Acupuncture on the other hand, as a separate and distinct healing art which differs from Oriental Medicine is easy to learn, easy to utilize in practice, is not time consuming when practiced in the Euro-Asian and Japanese styles, allows the doctor to see an unlimited number of patients rather than the 6-8 a day of the TCM practitioner and may be a reimbursable modality. The overwhelming majority of D.C.’s and M.D.’s who practice the principles of acupuncture for pain relief and condition response, do not immerse themselves in the complexities and questionable practices and diagnoses of Traditional Chinese Medicine (TCM) but may refer for it if deemed necessary.

Acupuncture when practiced with non-penetrating laser, electronic or simple pressure stimulation may be referred to as “Meridian Therapy”. This is especially true of those practitioners in the few States that do not yet allow for the practice of “Acupuncture”. Meridian Therapy is nothing more than the utilization of the principles of acupuncture but utilizing accepted physiotherapy modalities such as TENS, light, percussive therapy, ultrasound etc. for therapeutic application. Everything remains the same philosophically with the exception of the stimulation devices.

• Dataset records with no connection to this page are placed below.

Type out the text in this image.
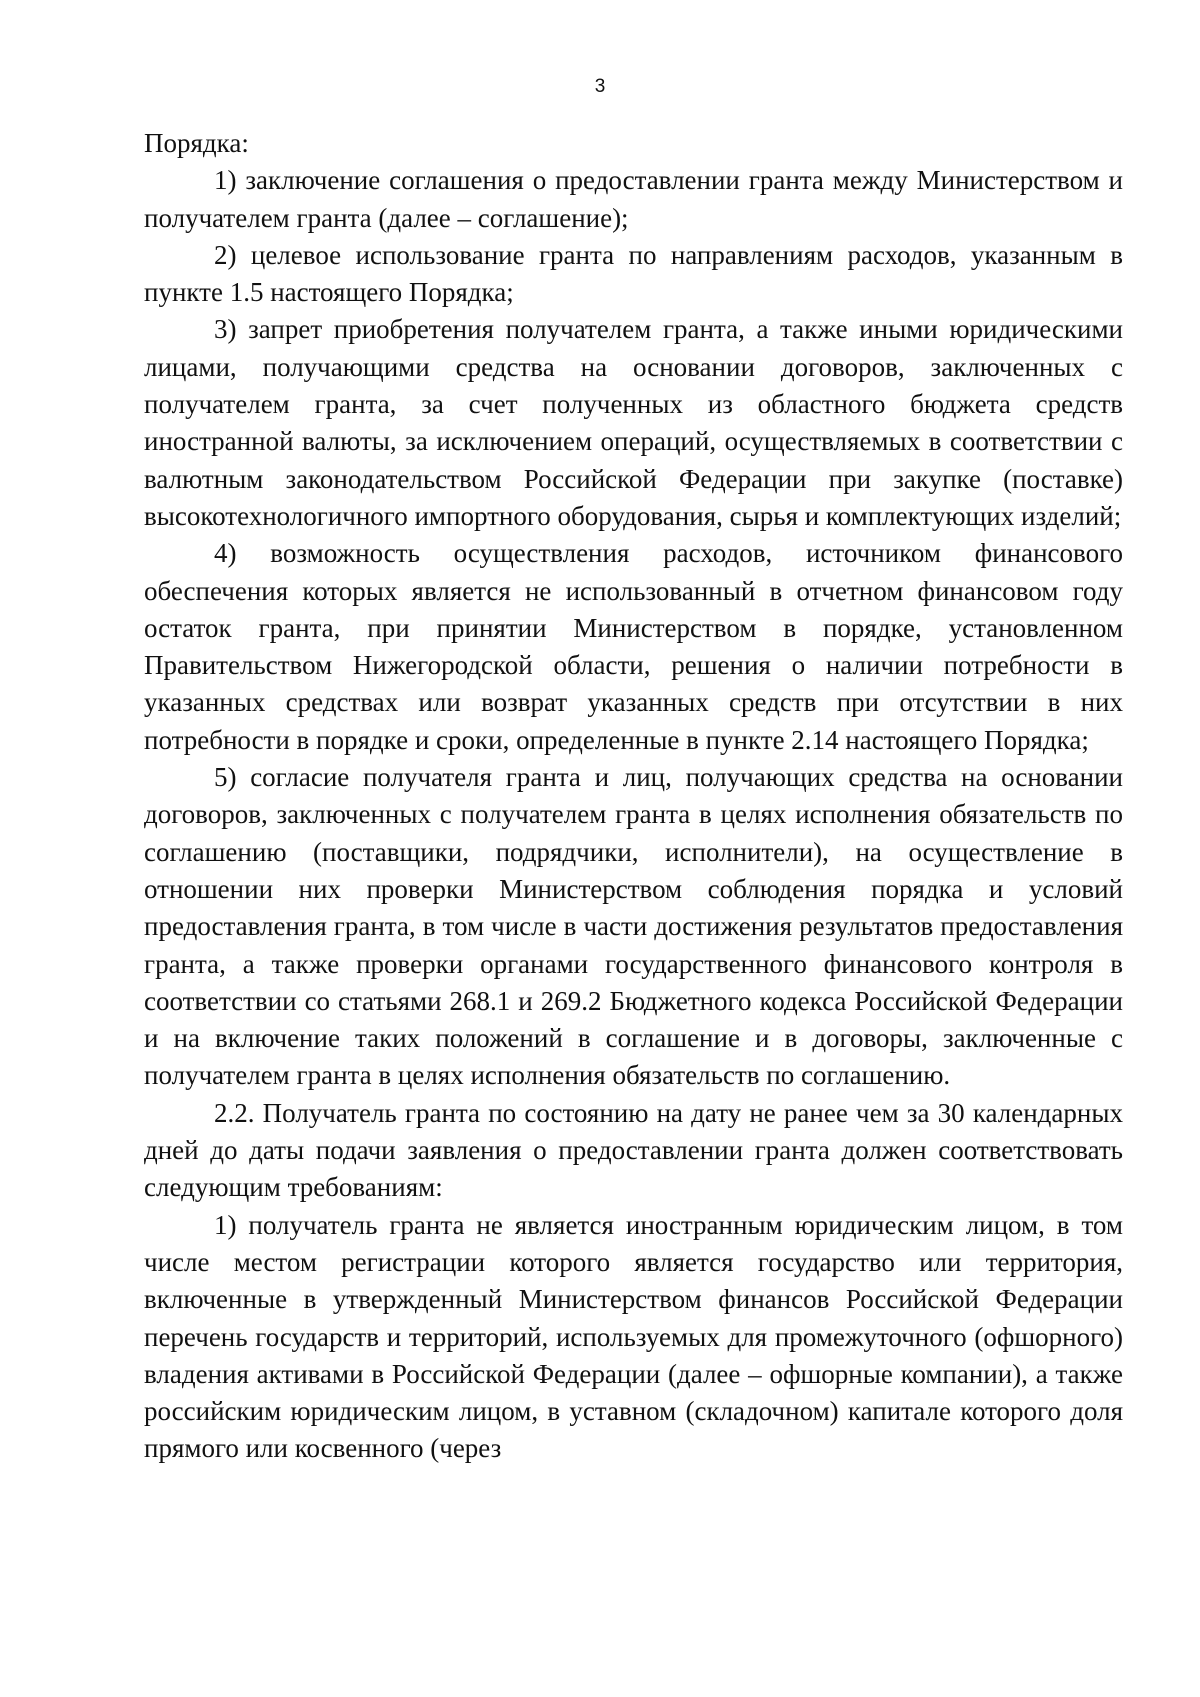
3

Порядка:

1) заключение соглашения о предоставлении гранта между Министерством и получателем гранта (далее – соглашение);

2) целевое использование гранта по направлениям расходов, указанным в пункте 1.5 настоящего Порядка;

3) запрет приобретения получателем гранта, а также иными юридическими лицами, получающими средства на основании договоров, заключенных с получателем гранта, за счет полученных из областного бюджета средств иностранной валюты, за исключением операций, осуществляемых в соответствии с валютным законодательством Российской Федерации при закупке (поставке) высокотехнологичного импортного оборудования, сырья и комплектующих изделий;

4) возможность осуществления расходов, источником финансового обеспечения которых является не использованный в отчетном финансовом году остаток гранта, при принятии Министерством в порядке, установленном Правительством Нижегородской области, решения о наличии потребности в указанных средствах или возврат указанных средств при отсутствии в них потребности в порядке и сроки, определенные в пункте 2.14 настоящего Порядка;

5) согласие получателя гранта и лиц, получающих средства на основании договоров, заключенных с получателем гранта в целях исполнения обязательств по соглашению (поставщики, подрядчики, исполнители), на осуществление в отношении них проверки Министерством соблюдения порядка и условий предоставления гранта, в том числе в части достижения результатов предоставления гранта, а также проверки органами государственного финансового контроля в соответствии со статьями 268.1 и 269.2 Бюджетного кодекса Российской Федерации и на включение таких положений в соглашение и в договоры, заключенные с получателем гранта в целях исполнения обязательств по соглашению.

2.2. Получатель гранта по состоянию на дату не ранее чем за 30 календарных дней до даты подачи заявления о предоставлении гранта должен соответствовать следующим требованиям:

1) получатель гранта не является иностранным юридическим лицом, в том числе местом регистрации которого является государство или территория, включенные в утвержденный Министерством финансов Российской Федерации перечень государств и территорий, используемых для промежуточного (офшорного) владения активами в Российской Федерации (далее – офшорные компании), а также российским юридическим лицом, в уставном (складочном) капитале которого доля прямого или косвенного (через
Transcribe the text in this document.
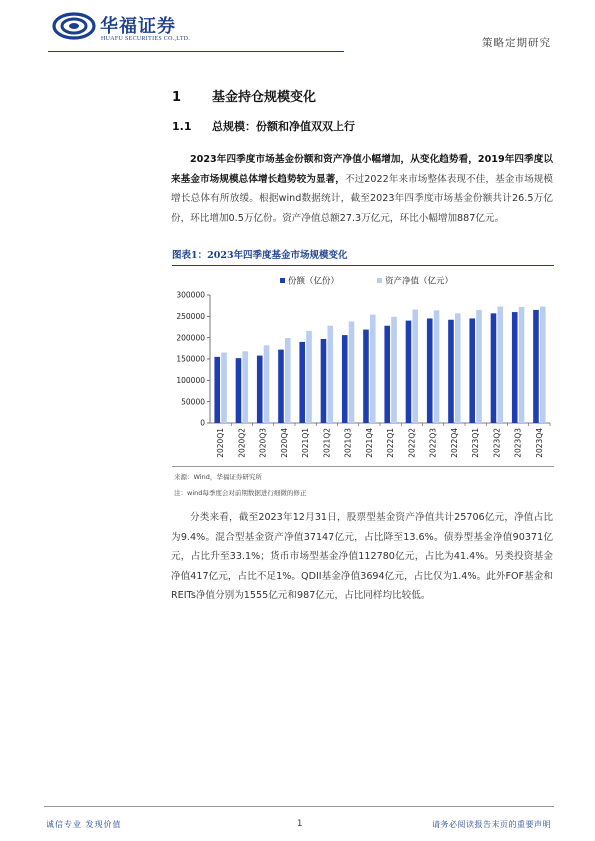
华福证券
HUAFU SECURITIES CO.,LTD.	策略定期研究
1 基金持仓规模变化
1.1 总规模：份额和净值双双上行

2023年四季度市场基金份额和资产净值小幅增加，从变化趋势看，2019年四季度以来基金市场规模总体增长趋势较为显著，不过2022年来市场整体表现不佳，基金市场规模增长总体有所放缓。根据wind数据统计，截至2023年四季度市场基金份额共计26.5万亿份，环比增加0.5万亿份。资产净值总额27.3万亿元，环比小幅增加887亿元。

图表1：2023年四季度基金市场规模变化
份额（亿份）	资产净值（亿元）
300000
250000
200000
150000
100000
50000
0
2020Q1 2020Q2 2020Q3 2020Q4 2021Q1 2021Q2 2021Q3 2021Q4 2022Q1 2022Q2 2022Q3 2022Q4 2023Q1 2023Q2 2023Q3 2023Q4
来源：Wind，华福证券研究所
注：wind每季度会对前期数据进行细微的修正

分类来看，截至2023年12月31日，股票型基金资产净值共计25706亿元，净值占比为9.4%。混合型基金资产净值37147亿元，占比降至13.6%。债券型基金净值90371亿元，占比升至33.1%；货币市场型基金净值112780亿元，占比为41.4%。另类投资基金净值417亿元，占比不足1%。QDII基金净值3694亿元，占比仅为1.4%。此外FOF基金和REITs净值分别为1555亿元和987亿元，占比同样均比较低。

诚信专业 发现价值	1	请务必阅读报告末页的重要声明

The obvious first approach to adding acupuncture into a clinical practice is to become competent through successful completion of one or more of the accelerated acupuncture programs offered by or through our Chiropractic colleges. Most States require 100-300 hours of postgraduate education in order to practice acupuncture which may be obtained through the curricula of the college offering acupuncture or by combining programs from various colleges to meet the hour requirement of the State.

Once the doctor feels confident and competent and has meet the educational requirements for the State, incorporating the procedure of acupoint stimulation becomes natural and easy. Acupuncture may be employed on a variety of levels from local pain relief as an adjunct to a chiropractic procedure to complete meridian balancing in the treatment of somato-viscero conditions. Acupuncture may be utilized as easily as general stimulation on tender spots in the area of pain termed “Ah-Shi” points to stimulation over surgical or other scar tissue which disrupts the body’s energy fields. With contemporary “Electro Meridian Imaging”™ (EMI)™ acupuncture diagnosis of involved pathways and the selection of the proper acupoints to bring about balance is an incredibly accurate, reliable, speedy and low overhead high financial yield diagnostic modality. It requires minimal operational skill and examination evaluation is clinically significant for the doctor who has an academic background in the working mechanisms of acupuncture. The entire diagnostic procedure takes less than two minutes to perform. It may focus specifically on musculoskeletal or somato-viscero conditions.

This diagnostic procedure replaces the questionable, time consuming and unreliable ancient art of pulse diagnosis long considered the cornerstone of Oriental Medicine.

With all of the benefits both clinically and financially it is inconceivable that a full scope practitioner would not want to add this incredible dimension to healing to their armamentarium. It behooves the practitioner reading this with a background in acupuncture to take additional refresher programs to get their enthusiasm and skills honed. For those who have no background in acupuncture, it is not too late in your professional life to add this exciting dimension to practice in 2004.

Best Wishes

John A. Amaro D.C., FIAMA, Dipl.Ac. (NCCAOM) (IAMA), L.Ac.